The therapeutic possibilities have proven substantial. Cancer researchers discovered that many tumors recruit regulatory T cells to their surroundings, essentially building a protective wall that shields the tumor from immune attack. Current clinical trials are testing methods to remove or block these regulatory T cells within tumors, potentially allowing the immune system to destroy cancer more effectively.
For autoimmune diseases, the opposite approach makes sense—increasing regulatory T cells rather than decreasing them. Researchers are testing treatments that help regulatory T cells multiply, as well as more sophisticated approaches where a patient's own regulatory T cells are extracted, grown in large numbers in a laboratory, and then returned to the patient. Some experimental protocols even engineer these cells to travel specifically to transplanted organs, potentially preventing rejection without weakening the entire immune system.
The work of these three laureates demonstrates how scientific breakthroughs often require challenging established beliefs. Sakaguchi pursued a discredited idea because the experimental evidence demanded it. Brunkow and Ramsdell spent years on tedious molecular work that offered no guarantee of success. Their persistence revealed a fundamental principle: the immune system's extraordinary power requires equally powerful internal regulation.
The discovery of regulatory T cells represents more than a technical achievement in immunology. It reveals that our bodies maintain stability not through simple on-off switches, but through continuous, active regulation. The immune system's ability to distinguish self from foreign invaders doesn't come solely from eliminating dangerous cells during development. Instead, it requires ongoing suppression of these cells throughout our lives.
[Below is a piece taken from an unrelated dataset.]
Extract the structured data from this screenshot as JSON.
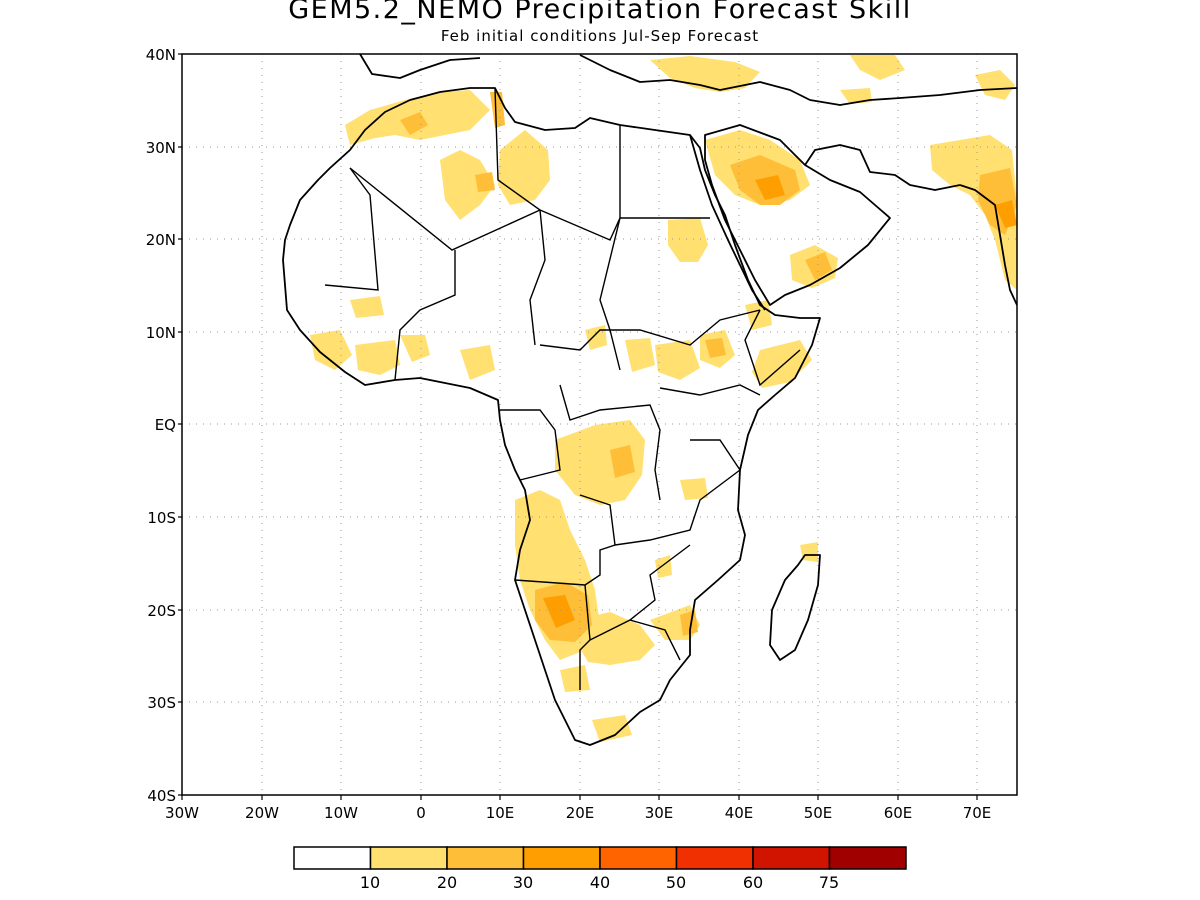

Understanding this principle has transformed how doctors and researchers approach cancer treatment, autoimmune diseases, and organ transplantation. From Sakaguchi's initial observations in the 1980s to the current generation of therapies based on regulatory T cells now being tested in patients, the field has progressed from controversial hypothesis to practical application in just thirty years. It stands as a testament to what fundamental scientific discovery can achieve when researchers refuse to accept incomplete answers.